Option 2: using Azure UI

  1. In your resource group (provisioned in the previous step), open "Access Policies" tab in the newly created key vault and click "Create".

  2. Select List, Set & Delete right under "Secret Management Operations" and press "Next".

  3. Lookup currently logged in user (using user id or an email), select it and press "Next".

  4. Press "Next" and "Create" in the next screens.

    We are now able to create a secret in the key vault.

  5. Open the "Secrets" tab. Create two plain text secrets:

    • kaggleusername - specifies your Kaggle user name
    • kagglekey - this is the API key that can be obtained from your account page on the Kaggle website.
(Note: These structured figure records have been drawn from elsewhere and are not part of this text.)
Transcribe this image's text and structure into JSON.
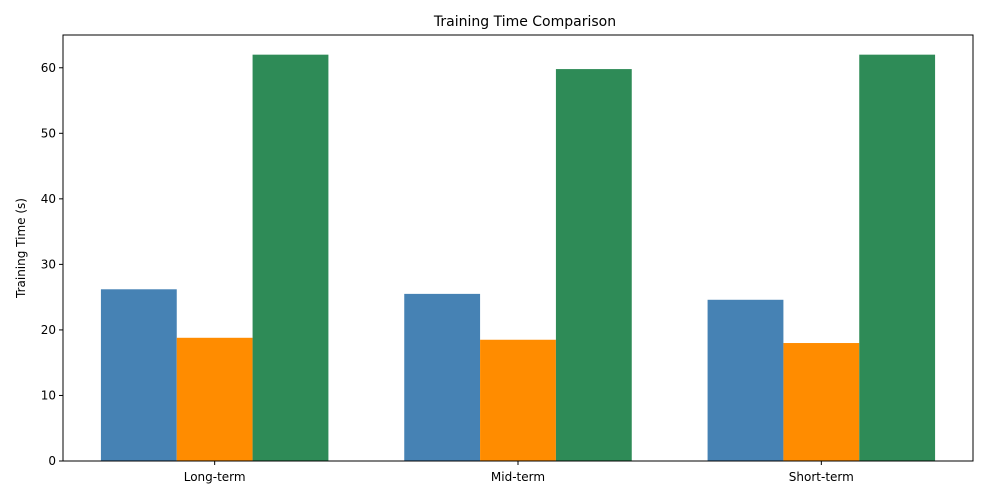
{
  "chart_data": {
    "type": "bar",
    "title": "Training Time Comparison",
    "xlabel": "",
    "ylabel": "Training Time (s)",
    "categories": [
      "Long-term",
      "Mid-term",
      "Short-term"
    ],
    "ylim": [
      0,
      65
    ],
    "yticks": [
      "0",
      "10",
      "20",
      "30",
      "40",
      "50",
      "60"
    ],
    "grid": false,
    "legend": "none",
    "series": [
      {
        "values": [
          26.2,
          25.5,
          24.6
        ],
        "color": "#4682B4"
      },
      {
        "values": [
          18.8,
          18.5,
          18.0
        ],
        "color": "#FF8C00"
      },
      {
        "values": [
          62.0,
          59.8,
          62.0
        ],
        "color": "#2E8B57"
      }
    ]
  }
}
Run a job to download and store the dataset in each silo

This can all be performed with ease using a data provisioning pipeline. To run it follow these steps:

  1. If you are not using the quickstart setup, adjust the config file config.yaml in examples/pipelines/utils/upload_data/ to match your setup.

  2. Submit the experiment by running:

    python ./examples/pipelines/utils/upload_data/submit.py --submit --example CCFRAUD --workspace_name "<workspace-name>" --resource_group "<resource-group-name>" --subscription_id "<subscription-id>"

    ⭐ you can simplify this command by entering your workspace details in the file config.yaml in this same directory.

⚠️ Proceed to the next step only once the pipeline completes. This pipeline will create data in 3 distinct locations.

Run the demo experiment

  1. If you are not using the quickstart setup, adjust the config file config.yaml in examples/pipelines/ccfraud/ to match your setup.

  2. Submit the FL experiment by running:

    python ./examples/pipelines/ccfraud/submit.py --submit --workspace_name "<workspace-name>" --resource_group "<resource-group-name>" --subscription_id "<subscription-id>"

    ⭐ you can simplify this command by entering your workspace details in the file config.yaml in this same directory.

Beyond the experiment

This sample experiment provides multiple models you can try:

  • SimpleLinear : a model fully composed of torch.Linear layers with ReLU activations, takes data as-is sample-by-sample
  • SimpleLSTM : a model composed by 4 LSTM layers connected to linear head with architecture similar to SimpleLinear, takes data ordered by time in sequences that overlap each other
  • SimpleVAE : a model composed of 2 encoder LSTM layers and 2 decoder LSTM layers that tries to recreate consumed sequence of transactions, the latent space created by encoder is consumed by a linear layer to perform prediction, takes data ordered by time in sequences that overlap each other

To switch between models, please update the config.yaml file in examples/pipelines/ccfraud/. Look for the field model_name in the training_parameters section (use SimpleLinear, SimpleLSTM, or SimpleVAE).